As with Europe, the extremists of left and right seem to be able to dominate the political discourse, especially through social media.
Meanwhile, the situation in the Middle East remains febrile and apparently hopeless. It continues to be a proverbial viper’s nest of intrigues, plots, sectarian hatreds, personal feuds and violence.
By comparison to the rest of the world, Oceania seems to be a haven of calm, although the political situation remains volatile in Solomon Islands, Fiji and some parts of Papua New Guinea.
As for Australia, the Albanese government appears to have ushered in a return to some sort of normality, where government ministers seem to properly understand their roles and behave and sound at least sensible most of the time.

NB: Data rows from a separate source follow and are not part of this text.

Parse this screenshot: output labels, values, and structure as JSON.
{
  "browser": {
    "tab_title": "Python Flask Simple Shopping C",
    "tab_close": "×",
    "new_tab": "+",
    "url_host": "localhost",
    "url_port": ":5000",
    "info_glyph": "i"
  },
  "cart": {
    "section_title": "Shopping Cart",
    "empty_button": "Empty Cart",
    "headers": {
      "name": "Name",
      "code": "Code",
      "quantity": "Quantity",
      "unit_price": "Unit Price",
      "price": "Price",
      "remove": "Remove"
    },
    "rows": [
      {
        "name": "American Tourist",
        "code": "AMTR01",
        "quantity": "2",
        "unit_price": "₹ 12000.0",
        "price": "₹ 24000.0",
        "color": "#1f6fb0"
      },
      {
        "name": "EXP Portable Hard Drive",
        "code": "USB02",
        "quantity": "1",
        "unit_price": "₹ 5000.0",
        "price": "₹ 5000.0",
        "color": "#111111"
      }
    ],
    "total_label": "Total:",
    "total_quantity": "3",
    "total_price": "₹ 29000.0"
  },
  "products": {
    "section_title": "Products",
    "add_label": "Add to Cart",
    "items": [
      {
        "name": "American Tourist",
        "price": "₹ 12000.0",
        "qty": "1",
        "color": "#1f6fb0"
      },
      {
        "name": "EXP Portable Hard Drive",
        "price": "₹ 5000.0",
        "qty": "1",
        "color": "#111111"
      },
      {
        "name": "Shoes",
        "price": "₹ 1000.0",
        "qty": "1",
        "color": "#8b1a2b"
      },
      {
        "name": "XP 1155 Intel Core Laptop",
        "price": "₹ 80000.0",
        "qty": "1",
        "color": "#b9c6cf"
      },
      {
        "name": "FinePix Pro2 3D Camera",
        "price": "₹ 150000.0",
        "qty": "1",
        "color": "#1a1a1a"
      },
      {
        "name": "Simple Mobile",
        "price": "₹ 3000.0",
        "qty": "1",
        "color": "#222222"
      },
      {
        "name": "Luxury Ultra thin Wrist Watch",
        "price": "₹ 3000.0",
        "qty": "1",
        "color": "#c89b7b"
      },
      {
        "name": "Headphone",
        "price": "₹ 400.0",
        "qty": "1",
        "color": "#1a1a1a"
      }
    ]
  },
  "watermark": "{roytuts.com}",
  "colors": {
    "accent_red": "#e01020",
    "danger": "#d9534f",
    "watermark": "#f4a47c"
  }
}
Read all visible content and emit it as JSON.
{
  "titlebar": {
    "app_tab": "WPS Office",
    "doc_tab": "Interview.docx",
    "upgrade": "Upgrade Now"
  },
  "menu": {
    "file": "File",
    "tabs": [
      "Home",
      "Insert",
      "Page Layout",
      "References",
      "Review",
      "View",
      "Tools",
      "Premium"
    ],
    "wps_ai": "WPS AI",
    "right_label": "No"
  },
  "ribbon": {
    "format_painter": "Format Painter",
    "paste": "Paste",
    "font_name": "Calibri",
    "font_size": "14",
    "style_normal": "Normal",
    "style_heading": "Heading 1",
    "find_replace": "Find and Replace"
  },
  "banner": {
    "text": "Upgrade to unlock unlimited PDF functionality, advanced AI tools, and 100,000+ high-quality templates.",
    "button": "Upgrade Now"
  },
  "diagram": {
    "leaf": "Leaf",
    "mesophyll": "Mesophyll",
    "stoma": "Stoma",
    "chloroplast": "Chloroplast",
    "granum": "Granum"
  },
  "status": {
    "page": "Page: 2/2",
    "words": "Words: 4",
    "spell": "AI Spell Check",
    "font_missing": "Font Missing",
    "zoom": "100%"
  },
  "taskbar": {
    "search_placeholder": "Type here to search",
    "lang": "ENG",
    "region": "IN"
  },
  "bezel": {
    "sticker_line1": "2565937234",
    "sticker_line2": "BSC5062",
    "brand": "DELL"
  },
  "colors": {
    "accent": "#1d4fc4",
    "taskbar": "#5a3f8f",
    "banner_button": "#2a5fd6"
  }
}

This is a huge relief after nearly 10 years of conservative misrule which reached its apex in the dysfunctional and corrupt Morrison government.
So what are our collective prospects for 2023?
It is hard to imagine that things are destined to improve a great deal.
The pandemic seems likely to rage on, with China experiencing previously unimaginable levels of illness and death as a consequence.
This is likely to have unpredictable economic and social effects for China and the wider world.
The war in Ukraine may become much worse before serious talk about a peace settlement is possible.
Russia’s military has been grievously weakened but is still capable of inflicting great violence.
Ukraine’s military is better trained, better led, better armed, better equipped and tactically more adept.
That said, it is not yet powerful enough to comprehensively defeat Russia and stalemate seems probable for the foreseeable future.
The various political, economic and social problems besetting Europe, UK and US are destined to continue unless a consensus emerges about the structure and leadership of a post-globalisation world – and the role of the various actors in that world.
And I will not discuss how things will work out in the Middle East. What would be the point?
In South East Asia and Oceania, nations seem to be mostly getting along, keeping a weather eye upon the manoeuvres and machinations of the great powers as they jockey for influence and control of events.
Papua New Guinea must try to deal with an increasingly lawless population, notably in the Highlands, and the perennial problem of what to do about Bougainville and other regions that may seek greater autonomy.
This already difficult task is compounded by the continuation of what I have previously described as the ‘rotating elected kleptocracy’ which is its parliament.
Not all of its members are entirely self-interested or corrupt but far too many are to have much confidence in effective governance.
So the best advice seems to be treading warily in the world, hoping for the best and planning for the worst.
What other choice is there?
May your God go with you as we venture into the unknowns of 2023.